The MTA plan also calls for six stations on the R line in downtown Brooklyn and lower Manhattan to be bypassed between 11 p.m. and 6 a.m. Currently, the N train serves these stations at night, but the proposal is to run the N over the Manhattan Bridge and skip the stations, according to the Straphangers. Four of affected stations would be shuttered at night and are the City Hall, Cortlandt, Rector and White Hall-South Ferry stops in Manhattan. Two of the stations are in Brooklyn, the Court and Lawrence Street stations, respectively.
Also planned is the elimination of the M train in southern Brooklyn, cutting out 16 trains during the morning rush hour and 12 trains in the afternoon rush hour, resulting in longer waits and more crowding on the R line.
The MTA admits “17,000 weekday passengers from South Brooklyn to Lower Manhattan would require an extra transfer to nearby lines and/or additional walking distance to their destination,” the Staphangers add.
“As Brooklyn’s own Woody Allen once said, ‘I don’t want to achieve immortality through my work, I want to achieve it through not dying,’” eulogized Borough President Marty Markowitz. “We know the M and the R trains feel the same way. They want to live long and productive lives, and let’s face it, Brooklyn needs them! Our growing population of Downtown Brooklyn residents needs night-time service on the R; and for the M to be denied any entry into Brooklyn–that’s a fate worse than death.”
Jeremy Soffin, an MTA spokesperson said his agency feels commuters’ pain.
“At a time where transit ridership is higher, you want to be adding service, not cutting service,” he told this paper. “Unfortunately, we have a deficit that’s over a billion dollars, so we have no choice given our limited resources to cut service and raise fares.”
He said the MTA is advocating “every day” that the state legislature implement the Ravitch funding proposal, a rescue plan drafted by former MTA chairman Richard Ravitch that could include tolls on East River bridges.
If there is no rescue, the service cuts will be phased in over the spring and summer, Soffin said.
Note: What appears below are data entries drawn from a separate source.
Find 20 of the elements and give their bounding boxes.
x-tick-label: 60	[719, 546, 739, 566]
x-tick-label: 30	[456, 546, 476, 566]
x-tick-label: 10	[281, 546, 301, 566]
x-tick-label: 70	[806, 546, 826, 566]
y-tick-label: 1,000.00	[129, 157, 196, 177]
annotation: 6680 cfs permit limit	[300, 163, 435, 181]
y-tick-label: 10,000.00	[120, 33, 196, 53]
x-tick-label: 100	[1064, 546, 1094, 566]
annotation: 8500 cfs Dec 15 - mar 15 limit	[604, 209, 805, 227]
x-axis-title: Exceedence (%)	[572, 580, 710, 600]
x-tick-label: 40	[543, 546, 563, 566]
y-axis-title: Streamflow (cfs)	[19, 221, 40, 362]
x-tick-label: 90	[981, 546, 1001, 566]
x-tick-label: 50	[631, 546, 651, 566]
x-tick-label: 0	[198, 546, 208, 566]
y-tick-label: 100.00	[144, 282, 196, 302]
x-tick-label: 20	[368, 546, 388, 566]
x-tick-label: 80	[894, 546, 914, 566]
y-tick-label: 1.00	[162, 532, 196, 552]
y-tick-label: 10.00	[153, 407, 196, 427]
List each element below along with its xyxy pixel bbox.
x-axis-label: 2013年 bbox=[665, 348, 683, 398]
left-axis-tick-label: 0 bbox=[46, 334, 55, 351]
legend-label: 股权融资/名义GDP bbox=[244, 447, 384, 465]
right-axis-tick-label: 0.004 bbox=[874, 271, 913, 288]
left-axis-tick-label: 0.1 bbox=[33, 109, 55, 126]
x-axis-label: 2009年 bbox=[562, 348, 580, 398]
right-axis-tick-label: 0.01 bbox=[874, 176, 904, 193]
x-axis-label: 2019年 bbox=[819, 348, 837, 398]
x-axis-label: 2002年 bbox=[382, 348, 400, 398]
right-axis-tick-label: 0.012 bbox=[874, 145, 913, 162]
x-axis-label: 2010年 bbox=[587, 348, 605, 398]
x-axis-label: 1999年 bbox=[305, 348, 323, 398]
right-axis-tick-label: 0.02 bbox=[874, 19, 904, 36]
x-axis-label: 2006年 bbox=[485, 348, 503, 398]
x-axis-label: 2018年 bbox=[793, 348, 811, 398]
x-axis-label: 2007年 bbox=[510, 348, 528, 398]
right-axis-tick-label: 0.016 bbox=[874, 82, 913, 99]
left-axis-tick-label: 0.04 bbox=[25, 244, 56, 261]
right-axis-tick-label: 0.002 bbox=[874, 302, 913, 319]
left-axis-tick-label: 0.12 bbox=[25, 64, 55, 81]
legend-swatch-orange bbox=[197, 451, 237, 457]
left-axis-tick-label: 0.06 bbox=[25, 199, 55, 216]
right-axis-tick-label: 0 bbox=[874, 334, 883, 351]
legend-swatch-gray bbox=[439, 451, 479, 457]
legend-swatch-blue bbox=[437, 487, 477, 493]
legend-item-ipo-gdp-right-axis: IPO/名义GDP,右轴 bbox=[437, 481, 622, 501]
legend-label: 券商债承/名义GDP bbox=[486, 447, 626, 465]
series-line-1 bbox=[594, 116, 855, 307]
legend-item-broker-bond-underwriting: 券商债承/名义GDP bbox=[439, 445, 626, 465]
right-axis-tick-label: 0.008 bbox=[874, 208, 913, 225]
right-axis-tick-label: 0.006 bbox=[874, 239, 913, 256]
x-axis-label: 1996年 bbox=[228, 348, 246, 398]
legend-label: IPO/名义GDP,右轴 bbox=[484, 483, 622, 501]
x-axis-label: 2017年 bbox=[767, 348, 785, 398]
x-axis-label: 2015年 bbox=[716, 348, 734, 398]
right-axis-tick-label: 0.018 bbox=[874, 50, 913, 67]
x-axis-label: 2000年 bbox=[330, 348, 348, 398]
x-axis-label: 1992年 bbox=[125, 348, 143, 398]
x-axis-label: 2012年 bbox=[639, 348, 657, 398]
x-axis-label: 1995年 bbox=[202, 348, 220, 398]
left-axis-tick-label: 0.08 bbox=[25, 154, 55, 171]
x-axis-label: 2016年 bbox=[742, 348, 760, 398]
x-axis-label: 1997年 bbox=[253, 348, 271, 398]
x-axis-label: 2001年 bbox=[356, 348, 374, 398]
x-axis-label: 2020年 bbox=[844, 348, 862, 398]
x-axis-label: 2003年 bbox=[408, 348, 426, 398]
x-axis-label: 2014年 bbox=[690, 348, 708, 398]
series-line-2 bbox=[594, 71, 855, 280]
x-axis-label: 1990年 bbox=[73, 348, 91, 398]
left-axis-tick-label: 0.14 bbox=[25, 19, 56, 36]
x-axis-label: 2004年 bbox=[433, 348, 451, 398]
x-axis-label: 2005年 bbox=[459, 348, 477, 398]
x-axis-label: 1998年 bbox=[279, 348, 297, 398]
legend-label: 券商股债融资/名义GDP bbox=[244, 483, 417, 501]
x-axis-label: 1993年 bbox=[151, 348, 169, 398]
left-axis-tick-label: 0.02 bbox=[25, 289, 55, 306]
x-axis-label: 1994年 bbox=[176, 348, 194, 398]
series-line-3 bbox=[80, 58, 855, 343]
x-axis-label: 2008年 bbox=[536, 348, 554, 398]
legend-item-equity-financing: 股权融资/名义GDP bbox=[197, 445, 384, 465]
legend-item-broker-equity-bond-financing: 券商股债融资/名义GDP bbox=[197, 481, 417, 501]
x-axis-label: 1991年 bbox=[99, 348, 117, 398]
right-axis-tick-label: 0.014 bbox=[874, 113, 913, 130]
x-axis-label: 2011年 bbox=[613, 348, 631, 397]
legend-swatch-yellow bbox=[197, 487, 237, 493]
He said the cuts would have been even worse had the MTA not had the foresight to initiate a recent fare increase. “It would have been hundreds of millions of dollars worse,” he noted.
Also in attendance were State Senator Daniel Squadron, Michael Burke, the head of the Downtown Brooklyn Partnership and a representative of State Assembly Member Joan Millman.
Other cuts being considered include eliminating the Z line; longer waits and more crowding on 12 subway lines; elimination of three bus routes and night service on 10 bus routes; and cutting two area routes to be cut: the B37 which serves Bay Ridge, Boerum Hill, Carroll Gardens, Downtown Brooklyn, Greenwood, Sunset Park) and B75, which rumbles through Boerum Hill, Downtown Brooklyn, Park Slope, and Carroll Gardens.